A US District Court judge found the Syrian government at fault late Wednesday night for Colvin’s widely-reported death. The verdict was unsealed in Washington.
“The challenge now is going to be enforcing the judgment,” said Scott Gilmore, lawyer for the Colvin family. “The precedents show that it is possible to recover assets.”
Speaking to reporters, Gilmore called Colvin’s death “an assassination.”
The 56-year-old journalist — who worked for The Sunday Times and wore a signature black eye patch — had been taking on artillery fire inside of an apartment building in the city of Homs when the slaying happened.

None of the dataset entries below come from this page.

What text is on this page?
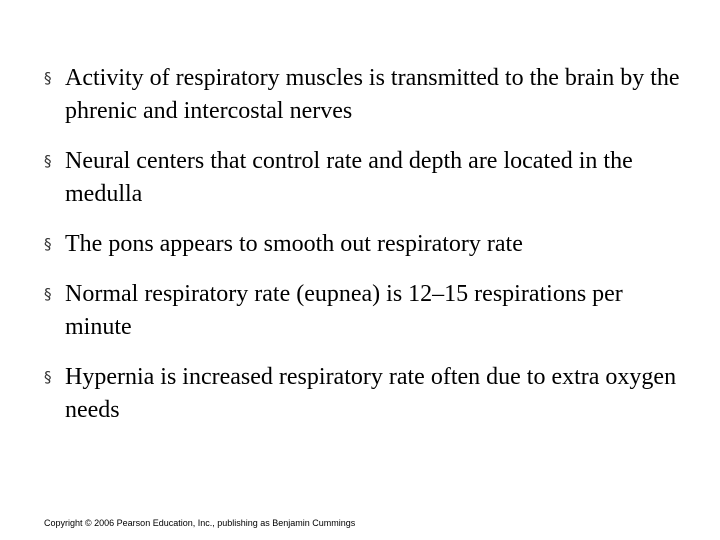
§ Activity of respiratory muscles is transmitted to the brain by the phrenic and intercostal nerves
§ Neural centers that control rate and depth are located in the medulla
§ The pons appears to smooth out respiratory rate
§ Normal respiratory rate (eupnea) is 12–15 respirations per minute
§ Hypernia is increased respiratory rate often due to extra oxygen needs
Copyright © 2006 Pearson Education, Inc., publishing as Benjamin Cummings
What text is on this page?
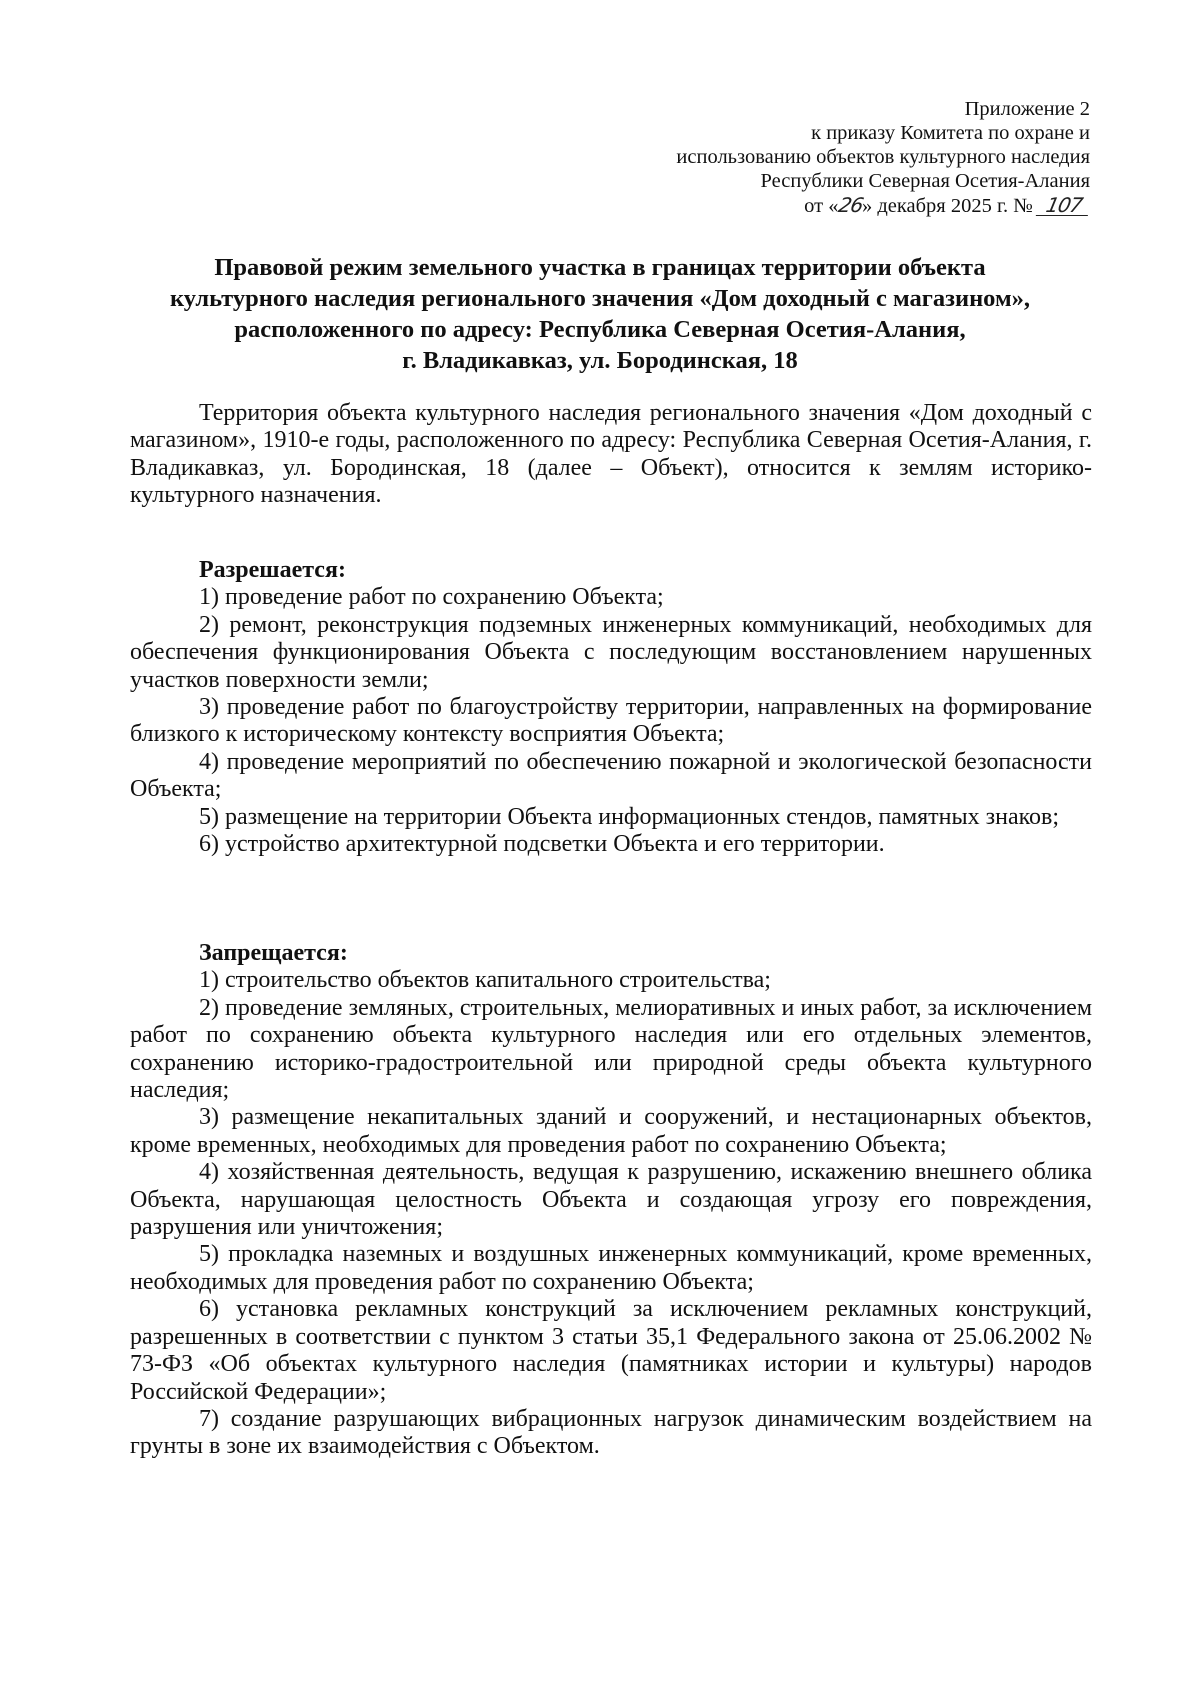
Приложение 2
к приказу Комитета по охране и
использованию объектов культурного наследия
Республики Северная Осетия-Алания
от «26» декабря 2025 г. № 107
Правовой режим земельного участка в границах территории объекта
культурного наследия регионального значения «Дом доходный с магазином»,
расположенного по адресу: Республика Северная Осетия-Алания,
г. Владикавказ, ул. Бородинская, 18

Территория объекта культурного наследия регионального значения «Дом доходный с магазином», 1910-е годы, расположенного по адресу: Республика Северная Осетия-Алания, г. Владикавказ, ул. Бородинская, 18 (далее – Объект), относится к землям историко-культурного назначения.

Разрешается:

1) проведение работ по сохранению Объекта;

2) ремонт, реконструкция подземных инженерных коммуникаций, необходимых для обеспечения функционирования Объекта с последующим восстановлением нарушенных участков поверхности земли;

3) проведение работ по благоустройству территории, направленных на формирование близкого к историческому контексту восприятия Объекта;

4) проведение мероприятий по обеспечению пожарной и экологической безопасности Объекта;

5) размещение на территории Объекта информационных стендов, памятных знаков;

6) устройство архитектурной подсветки Объекта и его территории.

Запрещается:

1) строительство объектов капитального строительства;

2) проведение земляных, строительных, мелиоративных и иных работ, за исключением работ по сохранению объекта культурного наследия или его отдельных элементов, сохранению историко-градостроительной или природной среды объекта культурного наследия;

3) размещение некапитальных зданий и сооружений, и нестационарных объектов, кроме временных, необходимых для проведения работ по сохранению Объекта;

4) хозяйственная деятельность, ведущая к разрушению, искажению внешнего облика Объекта, нарушающая целостность Объекта и создающая угрозу его повреждения, разрушения или уничтожения;

5) прокладка наземных и воздушных инженерных коммуникаций, кроме временных, необходимых для проведения работ по сохранению Объекта;

6) установка рекламных конструкций за исключением рекламных конструкций, разрешенных в соответствии с пунктом 3 статьи 35,1 Федерального закона от 25.06.2002 № 73-ФЗ «Об объектах культурного наследия (памятниках истории и культуры) народов Российской Федерации»;

7) создание разрушающих вибрационных нагрузок динамическим воздействием на грунты в зоне их взаимодействия с Объектом.
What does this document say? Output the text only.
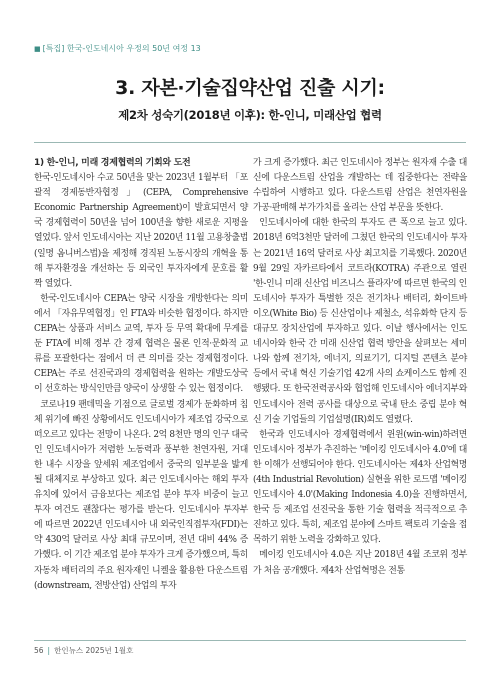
■ [특집] 한국-인도네시아 우정의 50년 여정 13
3. 자본·기술집약산업 진출 시기:
제2차 성숙기(2018년 이후): 한-인니, 미래산업 협력

1) 한-인니, 미래 경제협력의 기회와 도전

한국-인도네시아 수교 50년을 맞는 2023년 1월부터 「포괄적 경제동반자협정」(CEPA, Comprehensive Economic Partnership Agreement)이 발효되면서 양국 경제협력이 50년을 넘어 100년을 향한 새로운 지평을 열었다. 앞서 인도네시아는 지난 2020년 11월 고용창출법(일명 옴니버스법)을 제정해 경직된 노동시장의 개혁을 통해 투자환경을 개선하는 등 외국인 투자자에게 문호를 활짝 열었다.

한국-인도네시아 CEPA는 양국 시장을 개방한다는 의미에서 「자유무역협정」인 FTA와 비슷한 협정이다. 하지만 CEPA는 상품과 서비스 교역, 투자 등 무역 확대에 무게를 둔 FTA에 비해 정부 간 경제 협력은 물론 인적·문화적 교류를 포괄한다는 점에서 더 큰 의미를 갖는 경제협정이다. CEPA는 주로 선진국과의 경제협력을 원하는 개발도상국이 선호하는 방식인만큼 양국이 상생할 수 있는 협정이다.

코로나19 팬데믹을 기점으로 글로벌 경제가 둔화하며 침체 위기에 빠진 상황에서도 인도네시아가 제조업 강국으로 떠오르고 있다는 전망이 나온다. 2억 8천만 명의 인구 대국인 인도네시아가 저렴한 노동력과 풍부한 천연자원, 거대한 내수 시장을 앞세워 제조업에서 중국의 일부분을 밟게 될 대체지로 부상하고 있다. 최근 인도네시아는 해외 투자 유치에 있어서 금융보다는 제조업 분야 투자 비중이 늘고 투자 여건도 괜찮다는 평가를 받는다. 인도네시아 투자부에 따르면 2022년 인도네시아 내 외국인직접투자(FDI)는 약 430억 달러로 사상 최대 규모이며, 전년 대비 44% 증가했다. 이 기간 제조업 분야 투자가 크게 증가했으며, 특히 자동차 배터리의 주요 원자재인 니켈을 활용한 다운스트림(downstream, 전방산업) 산업의 투자

가 크게 증가했다. 최근 인도네시아 정부는 원자재 수출 대신에 다운스트림 산업을 개발하는 데 집중한다는 전략을 수립하여 시행하고 있다. 다운스트림 산업은 천연자원을 가공·판매해 부가가치를 올리는 산업 부문을 뜻한다.

인도네시아에 대한 한국의 투자도 큰 폭으로 늘고 있다. 2018년 6억3천만 달러에 그쳤던 한국의 인도네시아 투자는 2021년 16억 달러로 사상 최고치를 기록했다. 2020년 9월 29일 자카르타에서 코트라(KOTRA) 주관으로 열린 '한-인니 미래 신산업 비즈니스 플라자'에 따르면 한국의 인도네시아 투자가 특별한 것은 전기차나 배터리, 화이트바이오(White Bio) 등 신산업이나 제철소, 석유화학 단지 등 대규모 장치산업에 투자하고 있다. 이날 행사에서는 인도네시아와 한국 간 미래 신산업 협력 방안을 살펴보는 세미나와 함께 전기차, 에너지, 의료기기, 디지털 콘텐츠 분야 등에서 국내 혁신 기술기업 42개 사의 쇼케이스도 함께 진행됐다. 또 한국전력공사와 협업해 인도네시아 에너지부와 인도네시아 전력 공사를 대상으로 국내 탄소 중립 분야 혁신 기술 기업들의 기업설명(IR)회도 열렸다.

한국과 인도네시아 경제협력에서 윈윈(win-win)하려면 인도네시아 정부가 추진하는 '메이킹 인도네시아 4.0'에 대한 이해가 선행되어야 한다. 인도네시아는 제4차 산업혁명(4th Industrial Revolution) 실현을 위한 로드맵 '메이킹 인도네시아 4.0'(Making Indonesia 4.0)을 진행하면서, 한국 등 제조업 선진국을 통한 기술 협력을 적극적으로 추진하고 있다. 특히, 제조업 분야에 스마트 팩토리 기술을 접목하기 위한 노력을 강화하고 있다.

메이킹 인도네시아 4.0은 지난 2018년 4월 조코위 정부가 처음 공개했다. 제4차 산업혁명은 전통

56 | 한인뉴스 2025년 1월호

A French photographer was also killed.
“This wasn’t a stray shell,” Gilmore said. “The overwhelming weight of the evidence concluded that this was essentially an assassination.”
Colvin’s sister, Cathleen, also believes she was taken out.
“It was part of the government’s strategy in putting down the uprising,” she said. “They prioritized taking out the journalists.”
The Colvin family filed their civil lawsuit in US federal court back in 2016. While Syria never actually got involved in the case, President Bashar al-Assad did come forward that year and publicly accuse Colvin — who had her life documented in the 2018 movie “A Private War” — of being at fault.
“It’s a war,” he said, speaking to NBC News. “She came illegally to Syria, she worked with the terrorists, and because she came illegally, she’s responsible of everything that befell her.”
In Wednesday’s ruling, District Court Judge Amy Berman Jackson said the Syrian government had ultimately “engaged in an act of extrajudicial killing of a United States national.”
“A targeted attack on a media center hosting foreign journalists that resulted in two fatalities and multiple injuries … is an unconscionable act.,” she said.
Due to the Foreign Sovereign Immunities Act, Syria is technically immune from jurisdiction in US courts. But the act gets waved whenever a crime is deemed a “state sponsor of terrorism.”
Whether she gets paid or not, Cathleen hopes this week’s ruling will get under the skin of Syrian officials — and maybe even President Assad.
“I don’t have any illusions that this will have any effect on Assad’s life,” she said. “Hopefully, this will be some sort of thorn in his side for decades.”